Diagnosis hinges on the demonstration of an eosinophilic exudate without another underlying cause. Other possible causes include:

• infections (bacterial, fungal, protozoal), which are excluded with cytology and microbiology
• parasitic disease (lungworm, heartworm), which are excluded through anthelmintic use history (as in this case) or faecal analysis, which must include Baermann sedimentation
• neoplasia, which should be excluded cytologically

The signalment and presentation is characteristic and should raise suspicion for this disease, and thus direct the therapeutic investigations. This suspicion is further heightened in the presence of a peripheral eosinophilia, which is present in 50% to 60% of cases, including this one.

An interesting differential in this case was Pneumocystis, a fungal obligate parasite that has been recorded to cause respiratory disease with a particular predisposition in young cavalier King Charles spaniels.

Typically, weight loss occurs in this condition without necessarily a loss of appetite, and most commonly the inflammation is neutrophilic or mixed in nature.

Treatment for eosinophilic bronchopneumopathy is immunosuppressive corticosteroids that should be weaned over four to six months, in a similar fashion to other immune-mediated diseases.

Prognosis

The prognosis is variable, with the most significant factor being the involvement of other organ systems in the eosinophilic reaction.
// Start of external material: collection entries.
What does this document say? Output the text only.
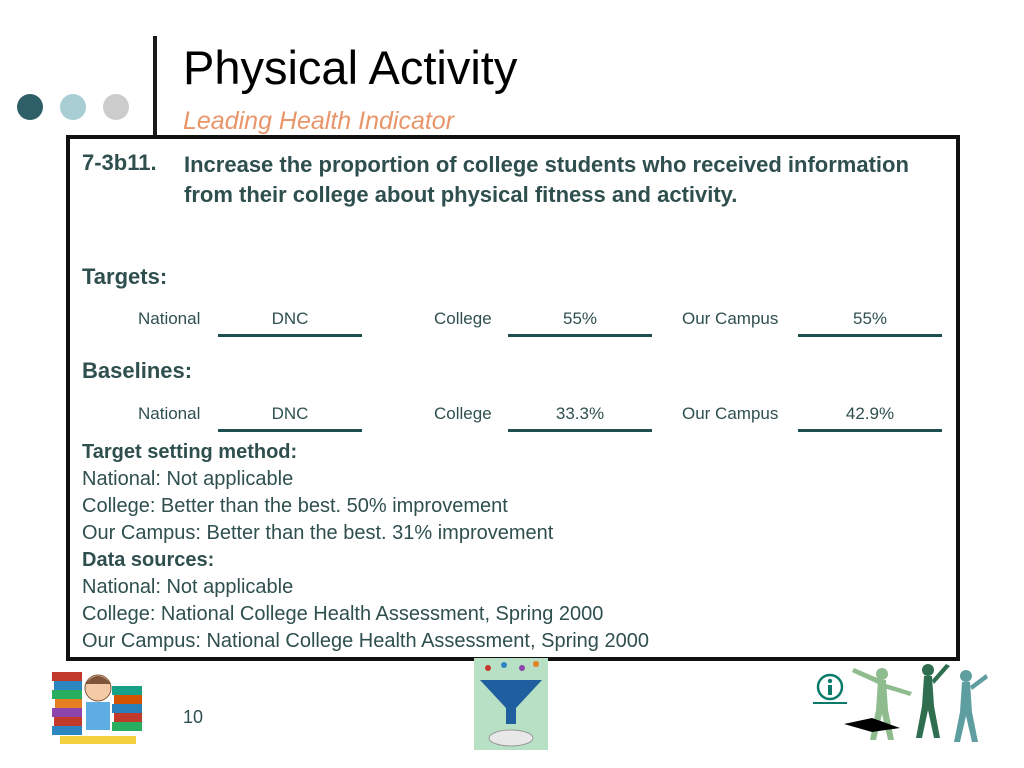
Physical Activity
Leading Health Indicator
7-3b11. Increase the proportion of college students who received information from their college about physical fitness and activity.
Targets:
National	DNC	College	55%	Our Campus	55%
Baselines:
National	DNC	College	33.3%	Our Campus	42.9%
Target setting method:
National: Not applicable
College: Better than the best. 50% improvement
Our Campus: Better than the best. 31% improvement
Data sources:
National: Not applicable
College: National College Health Assessment, Spring 2000
Our Campus: National College Health Assessment, Spring 2000
10
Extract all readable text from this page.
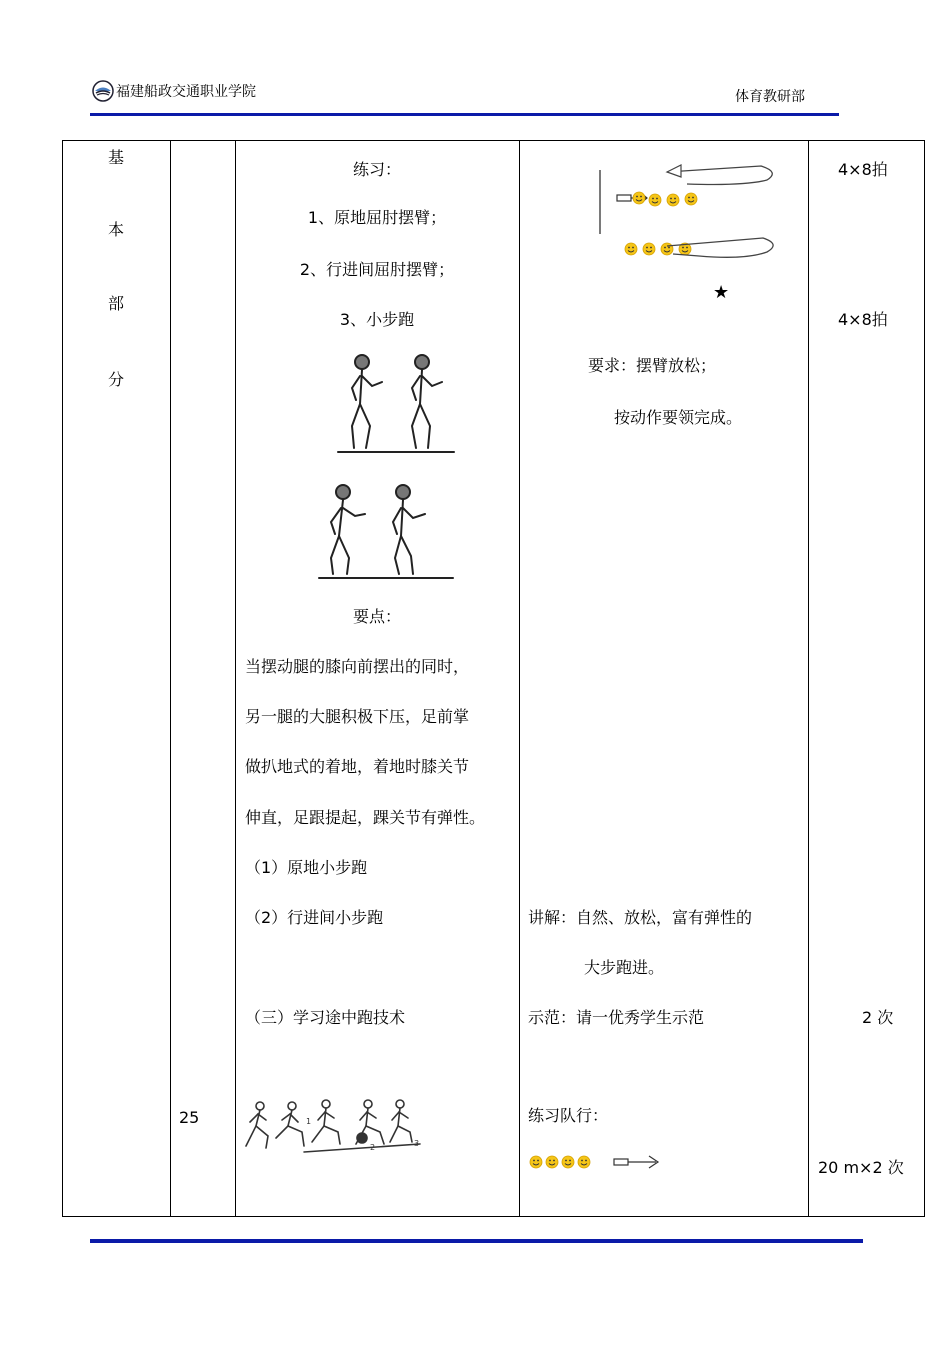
福建船政交通职业学院	体育教研部
基
本
部
分
25
练习：
1、原地屈肘摆臂；
2、行进间屈肘摆臂；
3、小步跑
要点：
当摆动腿的膝向前摆出的同时，
另一腿的大腿积极下压，足前掌
做扒地式的着地，着地时膝关节
伸直，足跟提起，踝关节有弹性。
（1）原地小步跑
（2）行进间小步跑
（三）学习途中跑技术
1
2	3
★
要求：摆臂放松；
按动作要领完成。
讲解：自然、放松，富有弹性的
大步跑进。
示范：请一优秀学生示范
练习队行：
4×8拍
4×8拍
2 次
20 m×2 次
While the abdominal discomfort raised the concern of visceral involvement, in this case the normal blood work and abdominal imaging make this unlikely.

Most cases restricted to the lungs have a good long‑term prognosis, making this a rewarding disease to treat.

Of course, not every case resolves as planned, and owners should always be warned of the risk of relapse and the possible need for long-term immunosuppression, potentially including steroid-sparing agents.

This patient showed a strong initial response to therapy. This is encouraging, and it is hoped he will follow a typical path and make a complete recovery as the prednisolone is gradually withdrawn over the coming months.